This week I fell in love with Hamlet (by William Shakespeare in the Seagull Reader). In fact, I was late getting my blog up because I was unsure what portion I wanted to discuss. I feel as if a week is only enough to scratch the surface of the play.
Our book’s prequel to Hamlet discusses the debate over whether Hamlet is mad, or if he is truly acting so. He tells Haratio not to think him insane as the others soon will, because he is going to put on an act saying:
Here as before, never, so help you mercy,
How strange or odd some’er I bear myself
(As I perchance hereafter shall think meet
To put an antic disposition on). (page 8)
Though his behavior may seem genuine madness by the end of the play, I still believe it to be an act. The cleverness of Hamlets plans, and his ability to foresee the King’s and divert them accordingly, does not see like the actions of a mad man. The things he says when he is alone, although they seem tormented, are not twisted. I instead think that he finds himself in an obsessive compulsive state over avenging his father’s death. He himself says that:
Yea, from the table of my memory
I’ll wipe away all trivial fond records,
All saws of books, all forms, all pressures past
That youth and observation copied there,
And thy commandment all alone shall live
Within the book and volume of my brain. (page 80)

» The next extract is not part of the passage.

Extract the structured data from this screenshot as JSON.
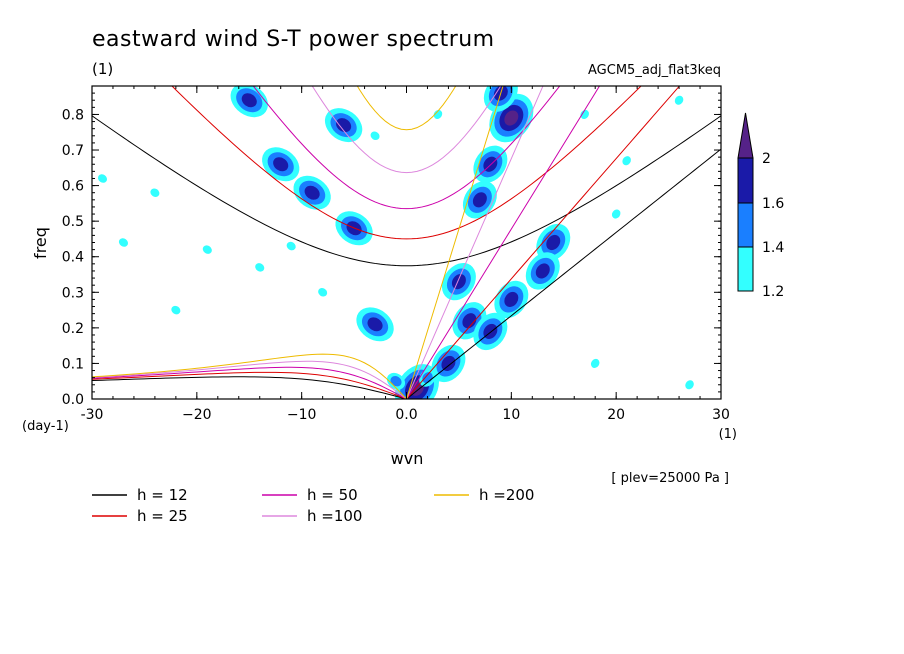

Here he vows that nothing else will occupy his mind but this arduous quest his father’s ghost has sent him on. Calling his memories “trivial fond records” as though compared to this new reality his past worries seem foolish. One of the things about Hamlets personality I admired the most was his obvious intelligence, and his almost psychic like abilities to predict the actions of others. His plan to act crazy in and of itself is brilliant because insanity provides him with a sort of pardon against his offenses. Even when he commits the murder of Polonius he is simply to be sent England (though the King has other plans for him there) where another person would certainly face death for such an offense. He seems to predict he will need such protection in his plans for revenge; not only that, but acting insane helps minimize how much of a threat he looks to his uncle.

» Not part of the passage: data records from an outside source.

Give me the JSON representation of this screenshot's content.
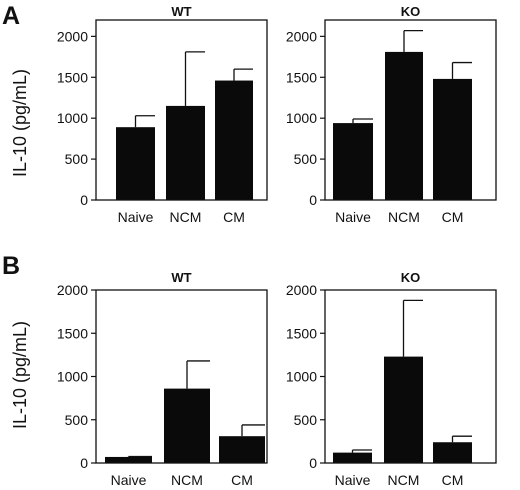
{
  "panels": [
    {
      "letter": "A",
      "ylabel": "IL-10 (pg/mL)"
    },
    {
      "letter": "B",
      "ylabel": "IL-10 (pg/mL)"
    }
  ],
  "chart_data": [
    {
      "type": "bar",
      "panel": "A",
      "title": "WT",
      "categories": [
        "Naive",
        "NCM",
        "CM"
      ],
      "values": [
        890,
        1150,
        1460
      ],
      "error_upper": [
        1030,
        1810,
        1600
      ],
      "ylim": [
        0,
        2200
      ],
      "yticks": [
        0,
        500,
        1000,
        1500,
        2000
      ],
      "ylabel": "IL-10 (pg/mL)",
      "xlabel": "",
      "grid": false
    },
    {
      "type": "bar",
      "panel": "A",
      "title": "KO",
      "categories": [
        "Naive",
        "NCM",
        "CM"
      ],
      "values": [
        940,
        1810,
        1480
      ],
      "error_upper": [
        990,
        2070,
        1680
      ],
      "ylim": [
        0,
        2200
      ],
      "yticks": [
        0,
        500,
        1000,
        1500,
        2000
      ],
      "xlabel": "",
      "grid": false
    },
    {
      "type": "bar",
      "panel": "B",
      "title": "WT",
      "categories": [
        "Naive",
        "NCM",
        "CM"
      ],
      "values": [
        70,
        860,
        310
      ],
      "error_upper": [
        75,
        1180,
        440
      ],
      "ylim": [
        0,
        2000
      ],
      "yticks": [
        0,
        500,
        1000,
        1500,
        2000
      ],
      "ylabel": "IL-10 (pg/mL)",
      "xlabel": "",
      "grid": false
    },
    {
      "type": "bar",
      "panel": "B",
      "title": "KO",
      "categories": [
        "Naive",
        "NCM",
        "CM"
      ],
      "values": [
        120,
        1230,
        240
      ],
      "error_upper": [
        150,
        1880,
        310
      ],
      "ylim": [
        0,
        2000
      ],
      "yticks": [
        0,
        500,
        1000,
        1500,
        2000
      ],
      "xlabel": "",
      "grid": false
    }
  ]
}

What is certain, however, is that Hamlet is a tormented depressed soul. All except for Horatio seem to be against him at times, and the world itself losing its luster. While speaking to Rosencrantz he says that “this majestical roof fretted with golden fire, why it appeareth nothing to me but a foul and pestilent congregation of vapors” (page 98). This is one of the many times the play portrays Hamlet’s constant pondering over life and death; much like in his famous “to be or not to be” line. There is an underlying theme throughout the story with his apparent frustration over death and the afterlife. When he speaks about how the fear of what is to happen after life “makes cowards of us all,” I get the feeling like he is frustrated with himself for not killing the King more swiftly.

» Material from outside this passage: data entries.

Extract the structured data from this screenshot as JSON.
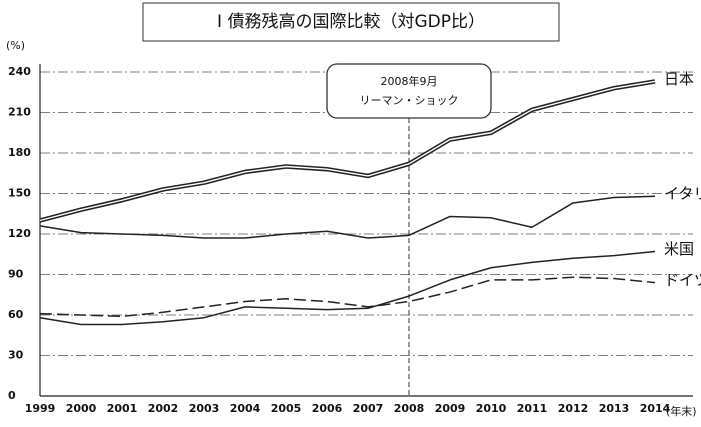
{
  "chart_data": {
    "type": "line",
    "title": "Ⅰ 債務残高の国際比較（対GDP比）",
    "y_unit": "(%)",
    "x_unit": "(年末)",
    "annotation": [
      "2008年9月",
      "リーマン・ショック"
    ],
    "event_category": "2008",
    "categories": [
      "1999",
      "2000",
      "2001",
      "2002",
      "2003",
      "2004",
      "2005",
      "2006",
      "2007",
      "2008",
      "2009",
      "2010",
      "2011",
      "2012",
      "2013",
      "2014"
    ],
    "series": [
      {
        "name": "日本",
        "color": "#222222",
        "double": true,
        "values": [
          130,
          138,
          145,
          153,
          158,
          166,
          170,
          168,
          163,
          172,
          190,
          195,
          212,
          220,
          228,
          233
        ]
      },
      {
        "name": "イタリア",
        "color": "#222222",
        "values": [
          126,
          121,
          120,
          119,
          117,
          117,
          120,
          122,
          117,
          119,
          133,
          132,
          125,
          143,
          147,
          148
        ]
      },
      {
        "name": "米国",
        "color": "#222222",
        "values": [
          58,
          53,
          53,
          55,
          58,
          66,
          65,
          64,
          65,
          74,
          86,
          95,
          99,
          102,
          104,
          107
        ]
      },
      {
        "name": "ドイツ",
        "color": "#222222",
        "dashed": true,
        "values": [
          61,
          60,
          59,
          62,
          66,
          70,
          72,
          70,
          66,
          70,
          77,
          86,
          86,
          88,
          87,
          84
        ]
      }
    ],
    "ylim": [
      0,
      240
    ],
    "yticks": [
      0,
      30,
      60,
      90,
      120,
      150,
      180,
      210,
      240
    ],
    "grid": true
  }
}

Our text discusses such a question in the excerpt before the play as to why Hamlet takes so long to avenge his father, and I think such fear is a lot of the reason. He has many things to consider when it comes to assassinating the King, including ensuring his dissention to Hell. If he was to kill him when he first considers it, while the King is repenting then he fears he would be sending “a villain to heaven” (page 129). He must catch him in sin before he kills him in order to ensure he is placed where he belongs. He also wants to be sure that the ghost he has seen is not “a devil which has power to assume a pleasing shape” to damn him (page 107). It gives me the impression that Hamlet is in fear of murdering him. He is fearful whether he is truly guilty, and what his own consequences may be for the act. In the end it is only the death of his mother that gives him the courage (and most likely blind rage) to complete the quest he has become infatuated with.
The depth of Shakespeare’s characters is truly astonishing and at many points of this play I found myself thinking “how did he come up with this?” What really makes me love Hamlet is that you can never grow tired of it because it is so complex you discover new layers with every read.